A: Warranty and product specs are at the top of the discussion for that deal, in our forum.
Q: I’m offended by that product/your story/that video/you – to whom do I complain to get you to change your ways and behave more professionally?
A: If you’re offended, then, to paraphrase Obi Wan, these aren’t the experiences you’re looking for. Leave if you don’t like us.
Q: Can I send an item as a gift? Can you giftwrap it?
A: Yes of course you can send an item as a gift, that seems very nice and thoughtful. But no we don’t offer gift-wrapping. Seriously, you wouldn’t want us gift-wrapping anything.
Q: What payment methods do you accept?
A: Currently Visa, Mastercard, American Express, and Discover. Not Paypal. And no, you crazy weirdos, not Bitcoin.
Q: Can I order using my phone / tablet / mobile device? Where do I get the app?
A: Yep, we made it easy for you to buy our crap from most anything mobile. But you don’t need an app, the site’s responsive, so it should work just fine on your phone or tablet.
Q: How do I change my password, update my email or mailing address, etc?
A: Click that little head in a circle at the top of the site. Or, you know, go here.
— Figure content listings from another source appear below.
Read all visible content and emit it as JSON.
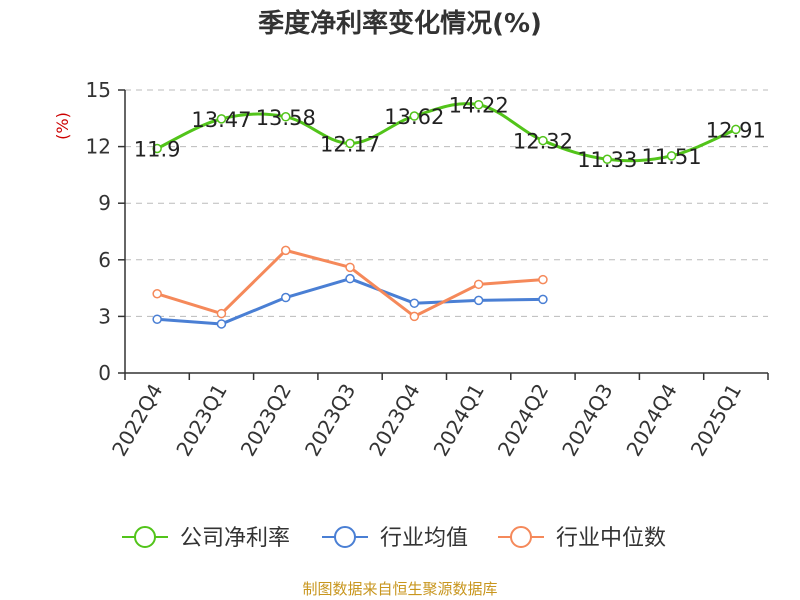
{
  "chart_data": {
    "type": "line",
    "title": "季度净利率变化情况(%)",
    "ylabel": "(%)",
    "ylabel_color": "#cc0000",
    "categories": [
      "2022Q4",
      "2023Q1",
      "2023Q2",
      "2023Q3",
      "2023Q4",
      "2024Q1",
      "2024Q2",
      "2024Q3",
      "2024Q4",
      "2025Q1"
    ],
    "ylim": [
      0,
      15
    ],
    "yticks": [
      0,
      3,
      6,
      9,
      12,
      15
    ],
    "ytick_labels": [
      "0",
      "3",
      "6",
      "9",
      "12",
      "15"
    ],
    "grid": true,
    "legend_position": "bottom",
    "series": [
      {
        "name": "公司净利率",
        "color": "#52c41a",
        "values": [
          11.9,
          13.47,
          13.58,
          12.17,
          13.62,
          14.22,
          12.32,
          11.33,
          11.51,
          12.91
        ],
        "labels": [
          "11.9",
          "13.47",
          "13.58",
          "12.17",
          "13.62",
          "14.22",
          "12.32",
          "11.33",
          "11.51",
          "12.91"
        ],
        "smooth": true
      },
      {
        "name": "行业均值",
        "color": "#4a7fd4",
        "values": [
          2.85,
          2.6,
          4.0,
          5.0,
          3.7,
          3.85,
          3.9,
          null,
          null,
          null
        ]
      },
      {
        "name": "行业中位数",
        "color": "#f5895a",
        "values": [
          4.2,
          3.15,
          6.5,
          5.6,
          3.0,
          4.7,
          4.95,
          null,
          null,
          null
        ]
      }
    ]
  },
  "source_text": "制图数据来自恒生聚源数据库",
  "source_color": "#c8961e"
}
Q: How do I track my order?
A: Our advice: live your life for a week or two, your thing will just show up. But if it’s been awhile, check My Orders (which is also in our footer), we’ll put a tracking number there when it’s shipped.
Q: Do you have an RSS feed? I’m not a 16-year-old so I don’t use Twitter.
A: Yes. Point your feed reader to: https://meh.com/deals.rss
Q: Do you have an API? I’d like to build a tracker, widget, doodad.
A: Yes. API details here: https://meh.com/forum/topics/meh-api
Q: You seem smart and awesome and attractive. Can I work for you?
A: Aw shucks. But no, really, are you sure you want to? If you’re willing to throw caution to the wind, check our current opportunities here.